Fire-damaged, donated Ravenwood Manor approved for auction
BY PAUL WILLISTEIN
pwillistein@tnonline.com
An auction firm has been hired to sell Ravenwood Manor, a multimillion-dollar fire-damaged property donated to Salisbury Township.
The Salisbury Township Board of Commissioners voted 4-0, with one commissioner absent at the Aug. 8 meeting, to approve a resolution engaging Tranzon Alderfer, Harleysville, Montgomery County, for the sale of 3015 Barrington Lane.
Bob Dann, associate broker-auctioner, Tranzon Alderfer, attended the Aug. 8 meeting.
The auction is to be online. Dates for the start and closing of bids have not been announced.
Salisbury Township commissioners Vice President Rodney Conn made the motion, seconded by Commissioner Alok Patnaik, to bring the motion to a vote.
Township commissioners voted 3-0, with two commissioners absent at the March 28 meeting, to authorize entering into a donation agreement with Ravenwood Manor, LLC. Conn made the motion, seconded by Commissioner Heather Lipkin, to bring the motion to a vote.
Attorney Jason A. Ulrich, partner, Gross McGinley LLP, township solicitor, said at the March 28 meeting “this generous donation” ... “will be favorable for the township.”
Ravenwood Manor, off Lindberg Avenue and overlooking Oxford Drive (24th Street) in western Salisbury, was damaged in a fire Nov. 16, 2021, one day after title to the property was transferred to a group of New York investors.
The mansion, which sold for $6.4 million, was built in 1997 for William and Phyllis Grube.
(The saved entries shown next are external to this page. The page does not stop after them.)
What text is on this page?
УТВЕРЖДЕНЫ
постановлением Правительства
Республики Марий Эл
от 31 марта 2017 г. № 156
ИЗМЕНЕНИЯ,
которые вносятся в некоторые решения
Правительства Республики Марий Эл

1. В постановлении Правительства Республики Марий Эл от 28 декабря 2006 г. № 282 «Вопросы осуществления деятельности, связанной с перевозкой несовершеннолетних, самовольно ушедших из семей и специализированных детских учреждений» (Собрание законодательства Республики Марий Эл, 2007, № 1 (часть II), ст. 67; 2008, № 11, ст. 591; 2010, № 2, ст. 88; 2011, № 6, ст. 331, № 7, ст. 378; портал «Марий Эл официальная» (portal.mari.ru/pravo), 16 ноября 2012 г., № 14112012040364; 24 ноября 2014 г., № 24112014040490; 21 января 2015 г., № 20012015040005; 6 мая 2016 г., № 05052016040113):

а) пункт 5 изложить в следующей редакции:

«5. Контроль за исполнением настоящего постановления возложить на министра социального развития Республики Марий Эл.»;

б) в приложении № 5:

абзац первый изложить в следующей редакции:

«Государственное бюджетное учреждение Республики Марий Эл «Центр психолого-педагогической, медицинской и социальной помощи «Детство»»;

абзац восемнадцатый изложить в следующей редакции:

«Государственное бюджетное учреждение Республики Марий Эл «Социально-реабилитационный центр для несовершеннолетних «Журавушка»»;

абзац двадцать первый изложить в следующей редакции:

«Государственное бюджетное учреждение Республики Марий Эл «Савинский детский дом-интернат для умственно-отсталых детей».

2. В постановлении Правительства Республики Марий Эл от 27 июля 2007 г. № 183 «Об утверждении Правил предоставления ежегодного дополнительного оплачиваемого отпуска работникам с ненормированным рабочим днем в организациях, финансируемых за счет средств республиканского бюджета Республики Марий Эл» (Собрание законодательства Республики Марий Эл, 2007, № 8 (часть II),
A turret with a ballroom, movie theater and game room added in 2016, was destroyed in the fire and subsequently demolished.
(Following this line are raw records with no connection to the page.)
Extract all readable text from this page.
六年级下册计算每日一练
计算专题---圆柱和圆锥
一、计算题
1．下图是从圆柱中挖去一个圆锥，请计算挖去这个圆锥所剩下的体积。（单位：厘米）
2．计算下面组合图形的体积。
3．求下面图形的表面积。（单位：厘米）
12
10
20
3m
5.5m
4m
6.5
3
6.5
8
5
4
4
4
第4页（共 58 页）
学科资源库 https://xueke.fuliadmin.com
After the fire, the property estimated value was $1,733,461, according to Realtor.com.
The house was stated to be 38,000-square-feet with six bedrooms, an elevator, kitchen island, sauna, fireplace, 14.5 bathrooms and a 16-car garage on a. 4.62-acre lot.
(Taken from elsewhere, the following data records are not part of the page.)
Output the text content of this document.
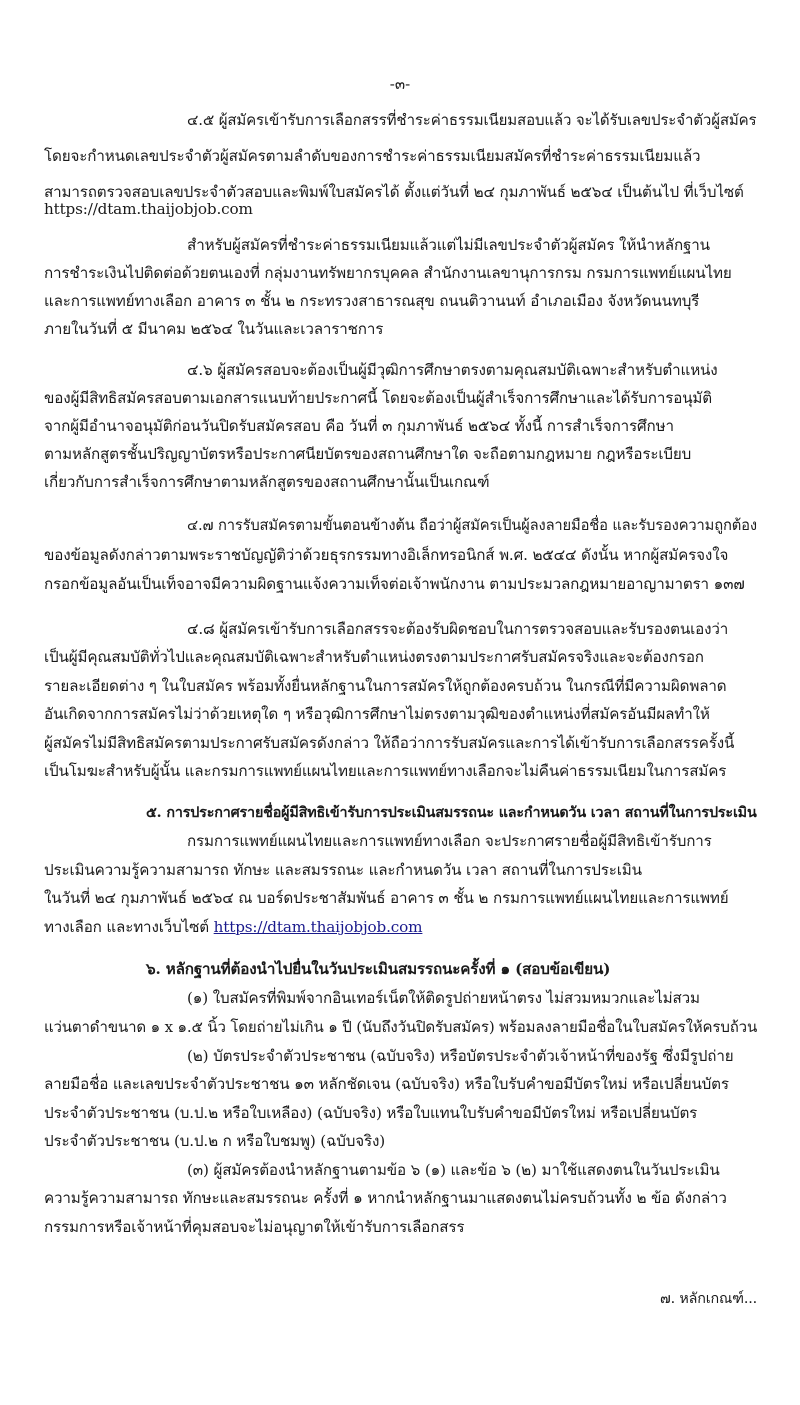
-๓-
๔.๕ ผู้สมัครเข้ารับการเลือกสรรที่ชำระค่าธรรมเนียมสอบแล้ว จะได้รับเลขประจำตัวผู้สมัคร
โดยจะกำหนดเลขประจำตัวผู้สมัครตามลำดับของการชำระค่าธรรมเนียมสมัครที่ชำระค่าธรรมเนียมแล้ว
สามารถตรวจสอบเลขประจำตัวสอบและพิมพ์ใบสมัครได้ ตั้งแต่วันที่ ๒๔ กุมภาพันธ์ ๒๕๖๔ เป็นต้นไป ที่เว็บไซต์
https://dtam.thaijobjob.com
สำหรับผู้สมัครที่ชำระค่าธรรมเนียมแล้วแต่ไม่มีเลขประจำตัวผู้สมัคร ให้นำหลักฐาน
การชำระเงินไปติดต่อด้วยตนเองที่ กลุ่มงานทรัพยากรบุคคล สำนักงานเลขานุการกรม กรมการแพทย์แผนไทย
และการแพทย์ทางเลือก อาคาร ๓ ชั้น ๒ กระทรวงสาธารณสุข ถนนติวานนท์ อำเภอเมือง จังหวัดนนทบุรี
ภายในวันที่ ๕ มีนาคม ๒๕๖๔ ในวันและเวลาราชการ
๔.๖ ผู้สมัครสอบจะต้องเป็นผู้มีวุฒิการศึกษาตรงตามคุณสมบัติเฉพาะสำหรับตำแหน่ง
ของผู้มีสิทธิสมัครสอบตามเอกสารแนบท้ายประกาศนี้ โดยจะต้องเป็นผู้สำเร็จการศึกษาและได้รับการอนุมัติ
จากผู้มีอำนาจอนุมัติก่อนวันปิดรับสมัครสอบ คือ วันที่ ๓ กุมภาพันธ์ ๒๕๖๔ ทั้งนี้ การสำเร็จการศึกษา
ตามหลักสูตรชั้นปริญญาบัตรหรือประกาศนียบัตรของสถานศึกษาใด จะถือตามกฎหมาย กฎหรือระเบียบ
เกี่ยวกับการสำเร็จการศึกษาตามหลักสูตรของสถานศึกษานั้นเป็นเกณฑ์
๔.๗ การรับสมัครตามขั้นตอนข้างต้น ถือว่าผู้สมัครเป็นผู้ลงลายมือชื่อ และรับรองความถูกต้อง
ของข้อมูลดังกล่าวตามพระราชบัญญัติว่าด้วยธุรกรรมทางอิเล็กทรอนิกส์ พ.ศ. ๒๕๔๔ ดังนั้น หากผู้สมัครจงใจ
กรอกข้อมูลอันเป็นเท็จอาจมีความผิดฐานแจ้งความเท็จต่อเจ้าพนักงาน ตามประมวลกฎหมายอาญามาตรา ๑๓๗
๔.๘ ผู้สมัครเข้ารับการเลือกสรรจะต้องรับผิดชอบในการตรวจสอบและรับรองตนเองว่า
เป็นผู้มีคุณสมบัติทั่วไปและคุณสมบัติเฉพาะสำหรับตำแหน่งตรงตามประกาศรับสมัครจริงและจะต้องกรอก
รายละเอียดต่าง ๆ ในใบสมัคร พร้อมทั้งยื่นหลักฐานในการสมัครให้ถูกต้องครบถ้วน ในกรณีที่มีความผิดพลาด
อันเกิดจากการสมัครไม่ว่าด้วยเหตุใด ๆ หรือวุฒิการศึกษาไม่ตรงตามวุฒิของตำแหน่งที่สมัครอันมีผลทำให้
ผู้สมัครไม่มีสิทธิสมัครตามประกาศรับสมัครดังกล่าว ให้ถือว่าการรับสมัครและการได้เข้ารับการเลือกสรรครั้งนี้
เป็นโมฆะสำหรับผู้นั้น และกรมการแพทย์แผนไทยและการแพทย์ทางเลือกจะไม่คืนค่าธรรมเนียมในการสมัคร
๕. การประกาศรายชื่อผู้มีสิทธิเข้ารับการประเมินสมรรถนะ และกำหนดวัน เวลา สถานที่ในการประเมิน
กรมการแพทย์แผนไทยและการแพทย์ทางเลือก จะประกาศรายชื่อผู้มีสิทธิเข้ารับการ
ประเมินความรู้ความสามารถ ทักษะ และสมรรถนะ และกำหนดวัน เวลา สถานที่ในการประเมิน
ในวันที่ ๒๔ กุมภาพันธ์ ๒๕๖๔ ณ บอร์ดประชาสัมพันธ์ อาคาร ๓ ชั้น ๒ กรมการแพทย์แผนไทยและการแพทย์
ทางเลือก และทางเว็บไซต์ https://dtam.thaijobjob.com
๖. หลักฐานที่ต้องนำไปยื่นในวันประเมินสมรรถนะครั้งที่ ๑ (สอบข้อเขียน)
(๑) ใบสมัครที่พิมพ์จากอินเทอร์เน็ตให้ติดรูปถ่ายหน้าตรง ไม่สวมหมวกและไม่สวม
แว่นตาดำขนาด ๑ x ๑.๕ นิ้ว โดยถ่ายไม่เกิน ๑ ปี (นับถึงวันปิดรับสมัคร) พร้อมลงลายมือชื่อในใบสมัครให้ครบถ้วน
(๒) บัตรประจำตัวประชาชน (ฉบับจริง) หรือบัตรประจำตัวเจ้าหน้าที่ของรัฐ ซึ่งมีรูปถ่าย
ลายมือชื่อ และเลขประจำตัวประชาชน ๑๓ หลักชัดเจน (ฉบับจริง) หรือใบรับคำขอมีบัตรใหม่ หรือเปลี่ยนบัตร
ประจำตัวประชาชน (บ.ป.๒ หรือใบเหลือง) (ฉบับจริง) หรือใบแทนใบรับคำขอมีบัตรใหม่ หรือเปลี่ยนบัตร
ประจำตัวประชาชน (บ.ป.๒ ก หรือใบชมพู) (ฉบับจริง)
(๓) ผู้สมัครต้องนำหลักฐานตามข้อ ๖ (๑) และข้อ ๖ (๒) มาใช้แสดงตนในวันประเมิน
ความรู้ความสามารถ ทักษะและสมรรถนะ ครั้งที่ ๑ หากนำหลักฐานมาแสดงตนไม่ครบถ้วนทั้ง ๒ ข้อ ดังกล่าว
กรรมการหรือเจ้าหน้าที่คุมสอบจะไม่อนุญาตให้เข้ารับการเลือกสรร
๗. หลักเกณฑ์...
According to a Nov. 30, 2021, article in The Press, Grube in 2016 was listed as president and CEO of Night Vision Devices, Inc., Whitehall Township, which he founded in 1971. The firm supplies night-vision equipment to law enforcement and the military. Grub was a former owner of the Cosmopolitan Restaurant, Allentown. William Grube died in 2022.
The Press article stated a housewarming party was held Nov. 15, 2021, at Ravenwood Manor, when “two tour buses of persons connected to the new owners arrived from New York.”
Two firefighters from Cetronia Fire Department, South Whitehall Township, were injured in the fire, The Press article reported.
“The cause of the fire is listed as: undetermined. The origin of the fire was found to be in the stairwell level 1.5-2.5,” Salisbury Township Chief of Police Donald Sabo stated in an email response to a question Aug. 12 as to the cause of the Ravenwood Manor fire by a reporter for The Press.
“Generally speaking with undetermined causes, the case can be reevaluated at any time with additional information,” Sabo said.
“Usually, too much damage or mass loss is noted to hinder the final cause of the fire, or testing and analysis did not yield any definite answers. Undetermined causes remain open,” Sabo said.